In so doing, there are things that bug me – like how people don’t follow the rules and still post their scores. I don’t think the infractions are intentional, I just think in many cases rules are fuzzy. And to read the USGA official rules of golf booklet makes the rules about as clear as mud. That publication has the overall readability of a legal brief or summary of hard science data.
Today I’d like to look at the oft-occurring and very unfortunate lost ball scenario. I examine this situation first because a few days ago I golfed with a couple of guys in the men’s club at my home course. Though I don’t know for certain, I can only assume that on that day they played to post scores. I joined them on their back nine.
On at least two of the holes, balls were hit and not found by one or both of these fellas. In neither case was out of bounds an issue. The balls just vanished within bounds. So in every case, they dropped a ball in the area where the ball was lost and added one stroke. What would be a par without a lost ball became bogey. Is this correct?
Yes and no.
Yes, the penalty is one stroke but neither of those players put their replacement balls back into play properly. A lost ball works the same way as out of bounds. You are penalized a stroke plus the distance you gained by the ball that disappeared. The new ball must be hit from back where you originally hit the shot that got lost – or as close to it as possible.

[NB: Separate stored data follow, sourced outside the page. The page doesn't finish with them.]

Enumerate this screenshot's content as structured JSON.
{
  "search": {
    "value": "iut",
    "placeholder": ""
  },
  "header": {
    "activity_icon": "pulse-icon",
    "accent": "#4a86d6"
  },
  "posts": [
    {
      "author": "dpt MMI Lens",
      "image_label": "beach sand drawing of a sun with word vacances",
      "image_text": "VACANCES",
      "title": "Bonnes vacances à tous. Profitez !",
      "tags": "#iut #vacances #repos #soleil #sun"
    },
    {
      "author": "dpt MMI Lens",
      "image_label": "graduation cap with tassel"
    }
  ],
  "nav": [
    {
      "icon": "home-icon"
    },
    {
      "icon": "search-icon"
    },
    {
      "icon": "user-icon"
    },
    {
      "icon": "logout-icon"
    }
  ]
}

In other words, you don’t just drop a ball and take a stroke.
In the case of a tee shot lost, you count the first tee shot that got lost, add the penalty stroke, go back and tee it up all over again – in which case you are hitting three*. Best advice: if you even slightly suspect your ball may be lost, hit a provisional, whether it is your tee shot or second shot from the fairway.
So those nice little bogeys on the card were really double bogeys if the hole played two to get on with a two putt on a par four. I kept my mouth shut but it was difficult to do so. In the ladies club I would have been all over it.
- Here is the rule from the USGA book:
c. Ball Not Found Within Five Minutes
If a ball is lost as a result of not being found or identified as his by the player within five minutes after the player’s side or his or their caddies have begun to search for it, the player must play a ball, under penalty of one stroke, as nearly as possible at the spot from which the original ball was last played (see Rule 20-5).